Благодаря такому приятному состоянию общества, палаты и цепи Шлиссельбурга редко оставались незанятыми.

Власфиф был пустосердечен, алчен и чувственен; поручик Чекин - скользкий, жестокий, безрассудный и невежественный москвич; но старик Берников был действительно персонажем, которого Бальгони в равной степени боялся и презирал.

Его хитрость и угнетение были средством понижения в разное время примерно тридцати офицеров в званиях с разрешением служить и работать их путь снова вверх; и многие другие теперь были проклиная его и свою судьбу, в Иркутске и более отдаленных Сибирь, за их неспособность купить его милосердие или добрую волю.
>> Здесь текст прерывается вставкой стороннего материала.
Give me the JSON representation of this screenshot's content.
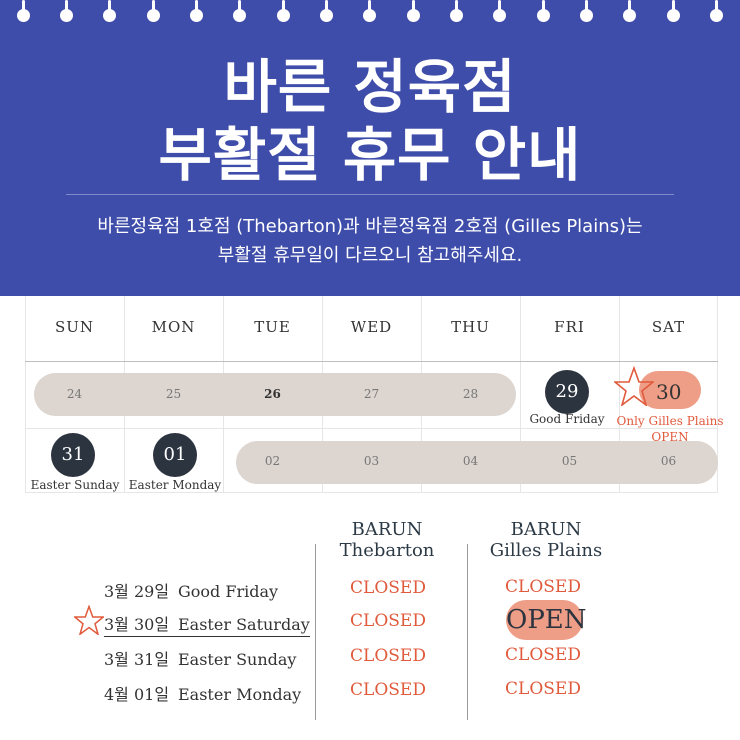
{
  "header": {
    "title_line1": "바른 정육점",
    "title_line2": "부활절 휴무 안내",
    "subtitle_line1": "바른정육점 1호점 (Thebarton)과 바른정육점 2호점 (Gilles Plains)는",
    "subtitle_line2": "부활절 휴무일이 다르오니 참고해주세요.",
    "colors": {
      "background": "#3f4daa",
      "text": "#ffffff"
    }
  },
  "calendar": {
    "weekdays": [
      "SUN",
      "MON",
      "TUE",
      "WED",
      "THU",
      "FRI",
      "SAT"
    ],
    "week1": {
      "days": [
        "24",
        "25",
        "26",
        "27",
        "28"
      ],
      "fri": {
        "day": "29",
        "caption": "Good Friday"
      },
      "sat": {
        "day": "30",
        "caption_line1": "Only Gilles Plains",
        "caption_line2": "OPEN"
      }
    },
    "week2": {
      "sun": {
        "day": "31",
        "caption": "Easter Sunday"
      },
      "mon": {
        "day": "01",
        "caption": "Easter Monday"
      },
      "days": [
        "02",
        "03",
        "04",
        "05",
        "06"
      ]
    },
    "colors": {
      "pill": "#dcd5d0",
      "dark_circle": "#2c3440",
      "highlight": "#ee9d86",
      "accent": "#e05a3c"
    }
  },
  "table": {
    "col1": {
      "line1": "BARUN",
      "line2": "Thebarton"
    },
    "col2": {
      "line1": "BARUN",
      "line2": "Gilles Plains"
    },
    "rows": [
      {
        "date": "3월 29일",
        "name": "Good Friday",
        "thebarton": "CLOSED",
        "gilles": "CLOSED"
      },
      {
        "date": "3월 30일",
        "name": "Easter Saturday",
        "thebarton": "CLOSED",
        "gilles": "OPEN"
      },
      {
        "date": "3월 31일",
        "name": "Easter Sunday",
        "thebarton": "CLOSED",
        "gilles": "CLOSED"
      },
      {
        "date": "4월 01일",
        "name": "Easter Monday",
        "thebarton": "CLOSED",
        "gilles": "CLOSED"
      }
    ]
  },
  "icons": {
    "ring": "binder-ring-icon",
    "star": "star-outline-icon"
  }
}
Когда командовал в Кронштадте, однажды его застали за передачей целых саней казенной дроби, гильз, свинца и веревок через замерзший залив для продажи в Швеция; а также в покупке по дешевому базовому тарифу денускас для оплаты войск: но так доверяли, что старый негодяй со стороны императрицы, что он всегда избегал унижения, повешения или расстрела, которые, после этих открытий, были так свободно применены к его подчиненным.
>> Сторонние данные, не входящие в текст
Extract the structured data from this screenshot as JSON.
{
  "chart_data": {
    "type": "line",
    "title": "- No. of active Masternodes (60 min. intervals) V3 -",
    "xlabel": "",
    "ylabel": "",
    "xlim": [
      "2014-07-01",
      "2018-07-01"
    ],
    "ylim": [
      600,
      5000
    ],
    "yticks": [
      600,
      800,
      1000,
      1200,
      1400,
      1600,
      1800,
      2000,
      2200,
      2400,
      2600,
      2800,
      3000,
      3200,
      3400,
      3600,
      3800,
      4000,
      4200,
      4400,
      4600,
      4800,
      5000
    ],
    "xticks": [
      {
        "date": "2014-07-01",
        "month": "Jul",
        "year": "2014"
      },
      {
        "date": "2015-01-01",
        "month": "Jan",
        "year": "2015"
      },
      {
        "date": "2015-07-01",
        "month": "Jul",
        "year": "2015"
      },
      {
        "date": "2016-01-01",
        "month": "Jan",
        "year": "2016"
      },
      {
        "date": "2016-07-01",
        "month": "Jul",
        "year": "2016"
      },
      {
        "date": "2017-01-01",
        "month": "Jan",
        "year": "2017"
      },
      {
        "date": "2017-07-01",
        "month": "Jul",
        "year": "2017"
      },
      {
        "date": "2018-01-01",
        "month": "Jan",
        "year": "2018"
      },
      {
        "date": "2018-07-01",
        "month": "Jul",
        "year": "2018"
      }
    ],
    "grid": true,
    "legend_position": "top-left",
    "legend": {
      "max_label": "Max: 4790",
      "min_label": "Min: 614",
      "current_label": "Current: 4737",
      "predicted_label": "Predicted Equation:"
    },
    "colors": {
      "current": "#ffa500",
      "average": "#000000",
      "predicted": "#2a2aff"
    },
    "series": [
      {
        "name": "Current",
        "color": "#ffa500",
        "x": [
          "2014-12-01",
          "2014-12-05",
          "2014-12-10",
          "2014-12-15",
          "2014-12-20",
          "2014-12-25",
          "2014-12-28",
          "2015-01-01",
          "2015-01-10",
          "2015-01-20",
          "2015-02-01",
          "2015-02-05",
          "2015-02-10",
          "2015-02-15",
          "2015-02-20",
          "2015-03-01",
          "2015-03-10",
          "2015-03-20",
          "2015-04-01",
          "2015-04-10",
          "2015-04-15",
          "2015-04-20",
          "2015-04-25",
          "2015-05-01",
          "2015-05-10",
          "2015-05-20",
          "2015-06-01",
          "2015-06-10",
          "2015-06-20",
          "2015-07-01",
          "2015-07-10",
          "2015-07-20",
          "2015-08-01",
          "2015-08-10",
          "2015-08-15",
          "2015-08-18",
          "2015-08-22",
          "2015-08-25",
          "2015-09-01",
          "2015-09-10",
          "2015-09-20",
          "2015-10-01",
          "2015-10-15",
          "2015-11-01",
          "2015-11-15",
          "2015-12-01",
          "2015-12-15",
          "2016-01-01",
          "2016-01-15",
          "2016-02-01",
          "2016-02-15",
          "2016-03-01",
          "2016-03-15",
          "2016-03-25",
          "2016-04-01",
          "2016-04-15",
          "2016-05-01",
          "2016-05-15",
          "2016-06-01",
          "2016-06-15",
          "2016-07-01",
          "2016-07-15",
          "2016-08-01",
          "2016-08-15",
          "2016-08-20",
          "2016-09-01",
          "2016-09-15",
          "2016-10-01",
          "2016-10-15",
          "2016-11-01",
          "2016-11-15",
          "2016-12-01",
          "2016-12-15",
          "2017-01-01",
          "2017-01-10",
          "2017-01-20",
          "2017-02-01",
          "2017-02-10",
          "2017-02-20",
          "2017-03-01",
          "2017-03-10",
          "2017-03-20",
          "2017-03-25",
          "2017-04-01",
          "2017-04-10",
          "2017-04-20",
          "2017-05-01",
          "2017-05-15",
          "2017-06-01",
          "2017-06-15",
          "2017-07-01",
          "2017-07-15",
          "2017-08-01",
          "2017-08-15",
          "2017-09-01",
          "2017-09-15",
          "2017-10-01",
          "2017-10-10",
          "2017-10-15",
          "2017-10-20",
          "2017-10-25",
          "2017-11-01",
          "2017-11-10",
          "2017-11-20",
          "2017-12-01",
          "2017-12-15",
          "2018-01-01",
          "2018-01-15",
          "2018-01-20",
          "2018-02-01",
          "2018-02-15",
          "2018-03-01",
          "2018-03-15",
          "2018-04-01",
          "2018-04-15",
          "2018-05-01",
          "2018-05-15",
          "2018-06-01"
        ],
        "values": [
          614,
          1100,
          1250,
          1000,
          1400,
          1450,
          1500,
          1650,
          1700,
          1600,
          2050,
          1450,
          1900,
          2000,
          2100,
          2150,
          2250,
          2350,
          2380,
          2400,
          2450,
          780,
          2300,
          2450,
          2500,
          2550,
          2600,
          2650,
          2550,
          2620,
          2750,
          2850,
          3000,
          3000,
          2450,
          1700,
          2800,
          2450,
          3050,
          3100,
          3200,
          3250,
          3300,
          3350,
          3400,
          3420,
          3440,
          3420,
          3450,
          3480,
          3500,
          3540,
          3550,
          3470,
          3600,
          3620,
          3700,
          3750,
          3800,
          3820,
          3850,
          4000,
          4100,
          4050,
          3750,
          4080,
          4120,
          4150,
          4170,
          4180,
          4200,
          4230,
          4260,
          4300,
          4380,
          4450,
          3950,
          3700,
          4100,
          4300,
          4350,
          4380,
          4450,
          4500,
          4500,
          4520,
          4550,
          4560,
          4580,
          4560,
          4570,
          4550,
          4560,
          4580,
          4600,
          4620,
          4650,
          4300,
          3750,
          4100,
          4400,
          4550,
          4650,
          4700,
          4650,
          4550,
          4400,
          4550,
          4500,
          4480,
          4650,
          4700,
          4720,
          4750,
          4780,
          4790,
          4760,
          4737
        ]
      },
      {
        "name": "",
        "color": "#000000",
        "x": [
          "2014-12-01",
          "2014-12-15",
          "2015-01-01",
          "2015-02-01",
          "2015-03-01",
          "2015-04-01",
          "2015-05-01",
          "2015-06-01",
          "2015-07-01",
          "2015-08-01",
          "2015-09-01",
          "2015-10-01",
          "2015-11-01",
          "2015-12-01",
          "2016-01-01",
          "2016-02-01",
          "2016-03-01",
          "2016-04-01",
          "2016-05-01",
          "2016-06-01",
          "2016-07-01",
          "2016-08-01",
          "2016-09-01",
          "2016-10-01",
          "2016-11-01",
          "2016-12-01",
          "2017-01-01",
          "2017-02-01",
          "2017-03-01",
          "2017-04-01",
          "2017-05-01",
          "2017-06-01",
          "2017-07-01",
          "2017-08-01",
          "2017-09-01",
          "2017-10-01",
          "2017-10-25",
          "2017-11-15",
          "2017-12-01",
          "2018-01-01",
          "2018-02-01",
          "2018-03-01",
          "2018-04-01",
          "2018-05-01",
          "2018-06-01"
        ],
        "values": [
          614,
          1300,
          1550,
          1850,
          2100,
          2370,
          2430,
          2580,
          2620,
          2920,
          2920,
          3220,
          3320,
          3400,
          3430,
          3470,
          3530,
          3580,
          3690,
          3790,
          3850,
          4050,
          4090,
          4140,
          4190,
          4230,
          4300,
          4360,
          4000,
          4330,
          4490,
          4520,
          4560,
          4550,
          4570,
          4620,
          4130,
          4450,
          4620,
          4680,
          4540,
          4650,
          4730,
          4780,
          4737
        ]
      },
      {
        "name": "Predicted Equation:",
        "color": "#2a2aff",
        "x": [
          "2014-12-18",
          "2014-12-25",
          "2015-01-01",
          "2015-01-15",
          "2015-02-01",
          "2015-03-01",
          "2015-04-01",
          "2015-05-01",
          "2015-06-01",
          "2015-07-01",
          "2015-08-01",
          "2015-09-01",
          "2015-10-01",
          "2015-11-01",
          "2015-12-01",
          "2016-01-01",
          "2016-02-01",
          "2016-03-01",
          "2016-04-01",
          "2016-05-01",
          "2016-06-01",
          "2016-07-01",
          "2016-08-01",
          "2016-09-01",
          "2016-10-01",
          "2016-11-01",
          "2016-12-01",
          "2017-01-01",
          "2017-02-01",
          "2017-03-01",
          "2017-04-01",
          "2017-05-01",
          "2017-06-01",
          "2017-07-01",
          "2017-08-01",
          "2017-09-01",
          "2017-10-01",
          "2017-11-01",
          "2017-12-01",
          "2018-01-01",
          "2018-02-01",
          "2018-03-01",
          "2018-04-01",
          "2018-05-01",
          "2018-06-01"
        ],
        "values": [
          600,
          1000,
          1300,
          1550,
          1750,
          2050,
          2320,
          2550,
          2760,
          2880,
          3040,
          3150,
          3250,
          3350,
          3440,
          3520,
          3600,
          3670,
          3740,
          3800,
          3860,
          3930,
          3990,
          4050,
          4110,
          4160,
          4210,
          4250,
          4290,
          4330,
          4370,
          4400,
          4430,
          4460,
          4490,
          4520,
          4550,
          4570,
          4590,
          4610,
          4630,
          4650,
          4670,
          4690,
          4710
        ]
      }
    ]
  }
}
В имении Bernikoff крепостным как только набираешь десять тысяч рублей, и предложил им для свободы своей дочери, который должен был быть женат.

"Дай мне взглянуть на девушку!" - последовал ответ.
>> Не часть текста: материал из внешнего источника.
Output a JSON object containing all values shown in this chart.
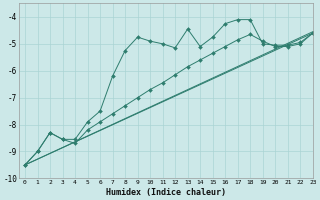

Поскольку крепостной ничем не может владеть, отец затрепетал в душе при этом требовании, поскольку его дочь, к несчастью для себя, была красива.

"Святой Сергий! - воскликнул Берников, - что за дело! у крепостного десять тысяч рублей.; девушка и деньги все равно мои!"

И поэтому он буквально и законно завладел ими обоими.

Хотя он был диким солдатом, как и каждый старый Москвич, он был рабом механической преданности. Ни одна статуя или изображение Пресвятой Девы, Святого Сергия или святого Александра Ньюского, никогда не проходили мимо него без глубокого почтения и крестного знамения . К таким изображениям он обращался сам, прежде чем преклонить колени даже перед императрицей: и перед ними он, как известно, преклонял колени и целовал землю за пять минут до или после того, как он избил несчастного грубияна (чьи карманы были пусты) или чуть не убил солдата, заставив его броситься в бой, просто за то, что у него были швы от его перчатки, пришитые наружу, а не внутрь; за ношение шляпы на левой стороне головы вместо правой; или за какое-либо другое преступление, не менее отвратительное.

И именно в штате этого выдающегося офицера (временно, однако) Чарли сейчас, к своему большому отвращению, обнаружил себя.

С трех сторон, далеко вокруг этого острова-тюрьмы, простирались воды Ладоги — крупнейшего озера в Европе, протяженностью сто тридцать миль в длину и почти девяносто в ширину; изобиловало скалистыми островами и опасные зыбучие пески, над которыми с его плоских берегов проносятся частые и опасные штормы.

С несколько унылого вида на это маленькое внутреннее море, северное и восточное побережье которого было не различимо, он повернулся, чтобы осмотреть крепость, со всей ее мощью мрачных стен, зарешеченных окна и нахмуренные пушки, пока внезапно его взгляд не привлекло очень примечательное лицо, которое наблюдало за ним из мрачной глубины сильно зарешеченного и арочного окна большой башни.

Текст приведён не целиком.